Tevhid Akidesi Beşerden  Ümmet Çıkarır:
Ibadurrahmanlar Ümmeti.
Allah Âdemi özel alaqası ile “tin” den yarattı. Halife olarak üstün niteliklere sahipti. İsimleri ona öğretti. Âdem Tevhid bilincine sahip, şuurlu, donanımlı bir insandı. Âdem’in çocukları böyle değildi: Bir atımlık sudan yaratılmıştı. Ve beşer olarak yaratılmıştı. Beşeriyet; aşiretler, kavimler ve uluslar ve ırklardan oluşmaktadır. Ana ırklar siyah, beyaz, sarı gibi çeşitlidir. Allah’ın seçtiği elçiler ve gönderdiği Kitaplar sayesinde beşer; kimliğini, kişiliğini ve Rabbini tanıyarak Yaradanını bularak O’na yönelecek ve beşerden insana evirilecektir. Böylece Âdemin varisi el İnsan olacaktır. Yüz çevirip inkâr ederse, beşer olmayı da muhafaza edemeyerek aşağıların aşağısına (Esfele safiliyn derekesine) inecektir. Hidayet bulan ve O’nun elçilerine ve gönderdiği Vahye boyun eğerek düşüncesini, aklını muhayyilesini Allah’ın inşa etmesine izin verme iradesini gösterenler,  şuurlu bireylerden müteşekkil Ümmeti meydana getireceklerdir. Bu nedenle Allah;” Gerçek şu ki Sizin bu Ümmet’iniz Tek bir Ümmet’tir. Ben de Sizin Rabbinizim; öyleyse Bana İbadet ediniz.” Buyurmaktadır.(21/92) Allah’a ibadet eden bireylerden oluşan ümmet! Tevhid akidesinin toplumsal tezahürü.Taqwa temelinde İmamet/Halife önderliğinde,İman temelinde  kardeş olmuş siyahi,beyaz,sarı ırktan yetmiş iki soy ve kavimden gelen mü’minler topluluğu. İşte Müslüman birey; muvahhit bir Ümmetin onurlu  üyesi olmaktan kıvanç duyar. Böyle bir Ümmete mensubiyet insana güç ve yön verir. Makbuliyet ve üstünlük; Rabbe yönelen ıbadurrahmanların oluşturduğu Ümmete mensup olmakla elde edilir. Üstünlük ve makbuliyet imanladır.

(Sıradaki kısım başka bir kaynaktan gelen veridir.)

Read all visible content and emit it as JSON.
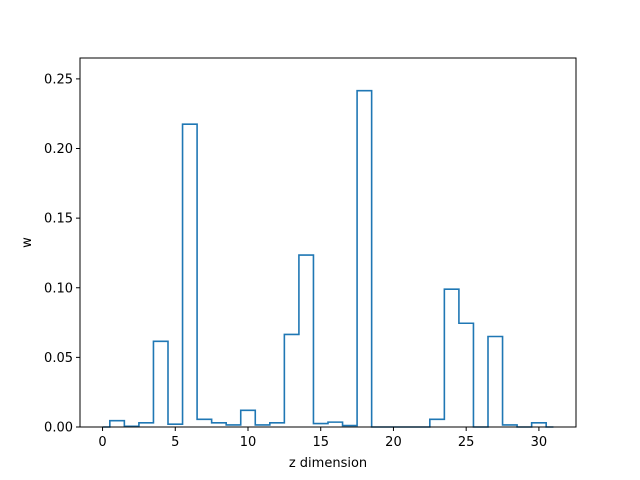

   İslam Tarihinde soy ve aşirete dayalı siyasi yapılanmaların, toplumları kucaklayamamasının altında bu vardır.Soy,sop ve ulusa dayalı siyasi düşünce ve hareketler  Beşer Tarihinin hiçbir döneminde  saadet ve huzur getirmemiş,tam tersine savaş,çatışma,kan ve gözyaşına,büyük yıkımlara neden olmuştur. En son birinci ve ikinci Dünya Savaşları ırkçı,kavmiyetçi düşüncelerin sebebiyet verdiği büyük yıkımlardır. Tarihte Emeviler ve Abbasiler soycu, kavmiyetçi siyasi yapılanmalar olarak;istismar,savaşlar, zulüm ve cinayetlerle ayni şekilde insanlığa yıkımdan başka bir şey vermemişlerdir. Her ikisinin 800 küsur yıllık iktidarlarında, Ömer Bin Abdülaziz’in iki-üç yıllık iktidarını saymazsak kahir ekseriyeti egemen cahili anlayış ve düşünce sistematiği temelinde istismar, istibdat, cinayet, sömürgecilik ekseninde; istikbar ve mustazaflaştırılan halkların diyalektiğine sahne olmuştur.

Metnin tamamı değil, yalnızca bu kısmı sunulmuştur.